Javed Kureishi

Personal information
- Full name: Javed Kureishi
- Born: 25 August 1961 (age 64) Karachi, Pakistan
- Role: All-rounder
- Relations: Omar Kureishi (father)

Domestic team information
- 1977/78–1979/80: Pakistan International Airlines
- 1979/80: Sindh
- 1979/80: Pakistan International Airlines B

Career statistics
| Competition | First-class |
| Matches | 8 |
| Runs scored | 72 |
| Batting average | 10.28 |
| 100s/50s | 0/0 |
| Top score | 14 |
| Balls bowled | 873 |
| Wickets | 14 |
| Bowling average | 31.07 |
| 5 wickets in innings | 1 |
| 10 wickets in match | 0 |
| Best bowling | 5/39 |
| Catches/stumpings | 3/– |
- Source: Cricinfo, 3 May 2026

= Javed Kureishi =

Javed Kureishi (born 25 August 1961) is a Pakistani banker and former cricketer. An all-rounder, he captained the Pakistan Under-19s on their tours of Sri Lanka and India in 1978–79 and played first-class cricket for Pakistan International Airlines, Sindh and Pakistan International Airlines B.

Kureishi has served as the chief executive officer of the Pakistan Business Council since July 2025.

==Early life and education==
Kureishi was born on 25 August 1961. His father, Omar Kureishi, was a Pakistani cricket commentator and writer. He studied at the University of Sussex, from which he holds a BA (Hons).

==Career==
Kureishi captained Pakistan Under-19s during the side's 1978–79 tour of Sri Lanka and India. The tour included five Youth Tests against India Under-19s, all of which were drawn; Kureishi captained Pakistan in the series and appeared in the fifth Youth Test at Lucknow in February 1979. In the second Youth Test at Chennai, he scored 12 and bowled in both India innings as Pakistan drew the match.

At senior level, Kureishi played eight first-class matches between 1977–78 and 1979–80. He scored 72 runs at a batting average of 10.28, with a highest score of 14, and took 14 wickets at a bowling average of 31.07. He did not score a first-class century or half-century, but took one five-wicket haul, with best bowling figures of 5 for 39. Later, he also represented Sussex Under-25 while studying in the United Kingdom.

After his cricket career, Kureishi became a banker. He worked for Citibank in senior positions across Asia Pacific, the Czech Republic, Egypt, Africa, the Middle East, and Pakistan.

In November 2020, Kureishi was appointed as an independent member of the Pakistan Cricket Board Board of Governors for a three-year term. The following day, he was named to the PCB Commercial Affairs Committee and the Pakistan Super League Governing Council.

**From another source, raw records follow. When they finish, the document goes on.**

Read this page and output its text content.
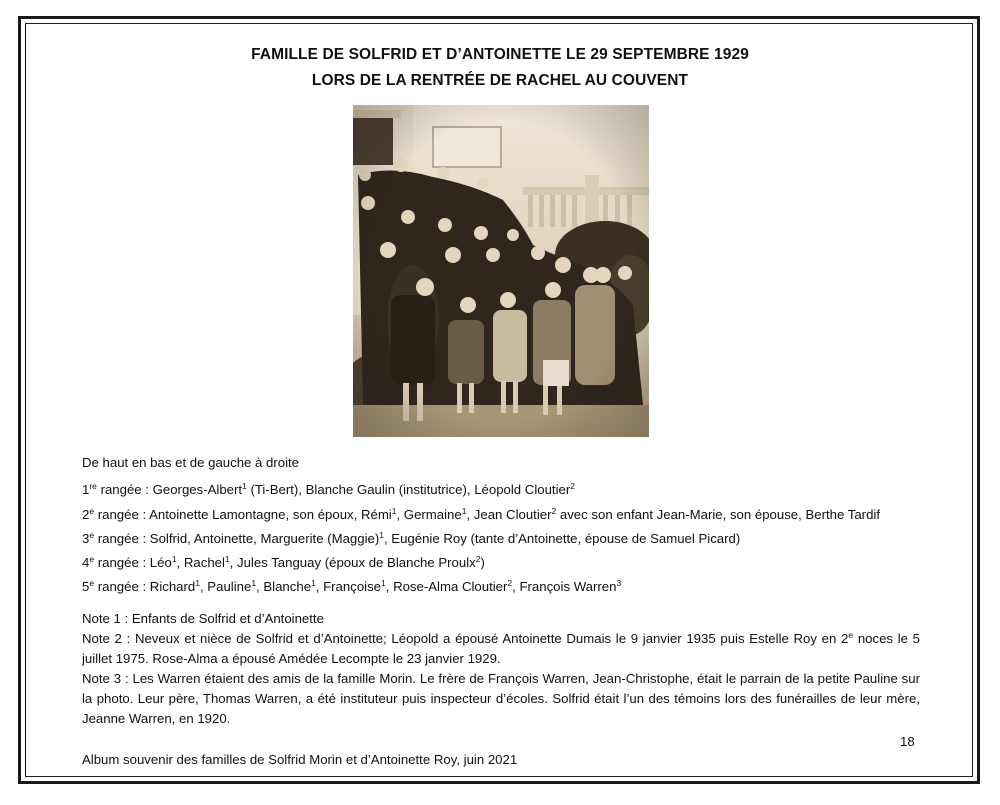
FAMILLE DE SOLFRID ET D’ANTOINETTE LE 29 SEPTEMBRE 1929
LORS DE LA RENTRÉE DE RACHEL AU COUVENT
De haut en bas et de gauche à droite
1re rangée : Georges-Albert$^1$ (Ti-Bert), Blanche Gaulin (institutrice), Léopold Cloutier$^2$
2e rangée : Antoinette Lamontagne, son époux, Rémi$^1$, Germaine$^1$, Jean Cloutier$^2$ avec son enfant Jean-Marie, son épouse, Berthe Tardif
3e rangée : Solfrid, Antoinette, Marguerite (Maggie)$^1$, Eugénie Roy (tante d’Antoinette, épouse de Samuel Picard)
4e rangée : Léo$^1$, Rachel$^1$, Jules Tanguay (époux de Blanche Proulx$^2$)
5e rangée : Richard$^1$, Pauline$^1$, Blanche$^1$, Françoise$^1$, Rose-Alma Cloutier$^2$, François Warren$^3$

Note 1 : Enfants de Solfrid et d’Antoinette

Note 2 : Neveux et nièce de Solfrid et d’Antoinette; Léopold a épousé Antoinette Dumais le 9 janvier 1935 puis Estelle Roy en 2e noces le 5 juillet 1975. Rose-Alma a épousé Amédée Lecompte le 23 janvier 1929.

Note 3 : Les Warren étaient des amis de la famille Morin. Le frère de François Warren, Jean-Christophe, était le parrain de la petite Pauline sur la photo. Leur père, Thomas Warren, a été instituteur puis inspecteur d’écoles. Solfrid était l’un des témoins lors des funérailles de leur mère, Jeanne Warren, en 1920.

18
Album souvenir des familles de Solfrid Morin et d’Antoinette Roy, juin 2021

In July 2025, the Pakistan Business Council appointed Kureishi as its chief executive officer, effective 11 July 2025. As chief executive of the council, he serves on the boards of K-Electric, Fauji Foods, and KE Venture. He has also held directorships at the Pakistan Stock Exchange, Naya Nazimabad, Samba Bank, and has served as a consultant to IFC Pakistan.

==Personal life==
Kureishi is married and has two children.